- Directed by: Tanuja Chandra
- Written by: Tanuja Chandra Glenn Russow
- Produced by: Scott Pardo Glenn Russow
- Starring: Anupam Kher Vikram Chatwal Amit Sial Mahima Chaudhry Suhasini Mulay
- Cinematography: Nirmal Jani
- Edited by: Hilary Peabody
- Music by: Wayne Sharpe
- Release date: October 2006;
- Running time: 100 minutes
- Countries: India United States
- Language: English

= Hope and a Little Sugar =

Hope and a Little Sugar is a 2006 Indian English-language drama film directed by Tanuja Chandra, starring Anupam Kher, Mahima Chaudhry, Vikram Chatwal, Amit Sial, and Suhasini Mulay.
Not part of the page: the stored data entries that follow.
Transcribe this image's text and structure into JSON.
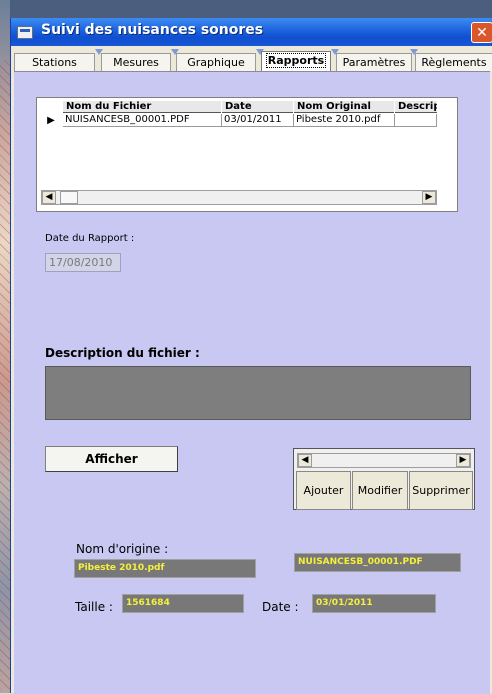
{
  "window": {
    "title": "Suivi des nuisances sonores",
    "close_glyph": "✕"
  },
  "tabs": [
    {
      "label": "Stations"
    },
    {
      "label": "Mesures"
    },
    {
      "label": "Graphique"
    },
    {
      "label": "Rapports",
      "active": true
    },
    {
      "label": "Paramètres"
    },
    {
      "label": "Règlements"
    }
  ],
  "grid": {
    "columns": [
      "Nom du Fichier",
      "Date",
      "Nom Original",
      "Descrip"
    ],
    "rows": [
      {
        "indicator": "▶",
        "cells": [
          "NUISANCESB_00001.PDF",
          "03/01/2011",
          "Pibeste 2010.pdf",
          ""
        ]
      }
    ],
    "scroll_left": "◀",
    "scroll_right": "▶"
  },
  "date_rapport": {
    "label": "Date du Rapport :",
    "value": "17/08/2010"
  },
  "description": {
    "label": "Description du fichier :",
    "value": ""
  },
  "actions": {
    "afficher": "Afficher",
    "ajouter": "Ajouter",
    "modifier": "Modifier",
    "supprimer": "Supprimer",
    "scroll_left": "◀",
    "scroll_right": "▶"
  },
  "info": {
    "nom_origine_label": "Nom d'origine :",
    "nom_origine_value": "Pibeste 2010.pdf",
    "fichier_value": "NUISANCESB_00001.PDF",
    "taille_label": "Taille :",
    "taille_value": "1561684",
    "date_label": "Date :",
    "date_value": "03/01/2011"
  },
  "colors": {
    "panel": "#c8c8f2",
    "titlebar": "#1c62dd",
    "field_text": "#f5f03a",
    "field_bg": "#787878"
  }
}
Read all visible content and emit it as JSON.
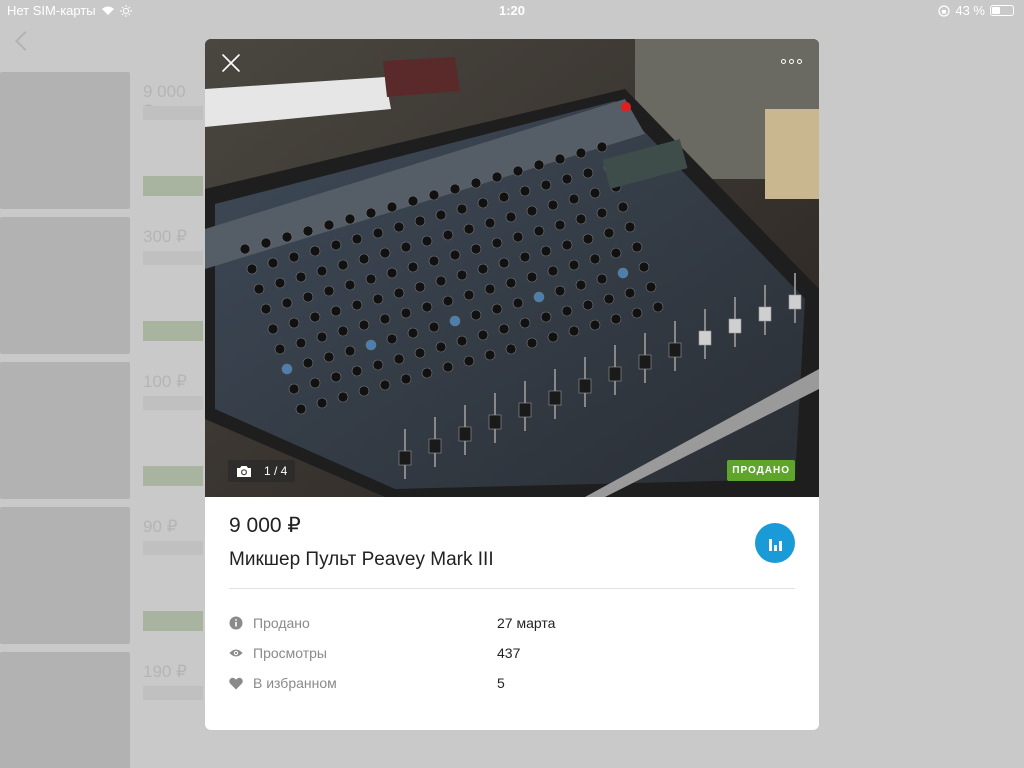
{
  "status_bar": {
    "carrier": "Нет SIM-карты",
    "time": "1:20",
    "battery": "43 %",
    "battery_level": 0.43
  },
  "background_list": {
    "prices": [
      "9 000 ₽",
      "300 ₽",
      "100 ₽",
      "90 ₽",
      "190 ₽"
    ]
  },
  "listing": {
    "photo_counter": "1 / 4",
    "sold_badge": "ПРОДАНО",
    "price": "9 000 ₽",
    "title": "Микшер Пульт Peavey Mark III",
    "meta": [
      {
        "icon": "info-icon",
        "label": "Продано",
        "value": "27 марта"
      },
      {
        "icon": "eye-icon",
        "label": "Просмотры",
        "value": "437"
      },
      {
        "icon": "heart-icon",
        "label": "В избранном",
        "value": "5"
      }
    ]
  },
  "colors": {
    "sold_badge": "#5fa52c",
    "stats_button": "#1a9bd7"
  }
}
It was shot in New York City and premiered on 6 October 2006 at the South Asian International Film Festival in New York. In addition, it was the opening film in 2008 for the Opening Night Gala at BAFTA, sponsored by the London Asian Film Festival by Tongues on Fire.

==Plot==
Ali (Amit Sial) is a photographer and bike messenger who lives in New York. He develops a friendship and falls in love with a married woman, Saloni Oberoi (Mahima Chaudhry). When her husband, Harry Oberoi (Vikram Chatwal), is killed during the September 11 attacks, Harry's father, a retired Colonel (Anupam Kher), begins to take his aggressions out on Ali for being a Muslim. Although Mrs. Oberoi (Suhasini Mulay) tries to stop the Colonel's behavior, the situation escalates as the Colonel, himself, becomes the target of social post-9/11 aggression directed towards him because he is a Sikh.

==Cast==
- Anupam Kher as Colonel Oberoi
- Mahima Chaudhry as Saloni Oberoi
- Vikram Chatwal as Harry Oberoi
- Amit Sial as Ali Siddiqui
- Suhasini Mulay as Mrs. Oberoi
- Meghna Malik as Ali's mother

==Production==
The film was shot in 2004 but was delayed due to "an exhaustive post-production exchange" between director Chandra and independent American producers—Scott Pardo and Glenn Russow. This included pre and post-production that was entirely done via the internet. Pre-production took over two months where Chandra "finalised the cast, locations and even set design sitting in Mumbai." The entire cast and crew consisted of 25 people, and the film was shot entirely in New York over a period of 25 days.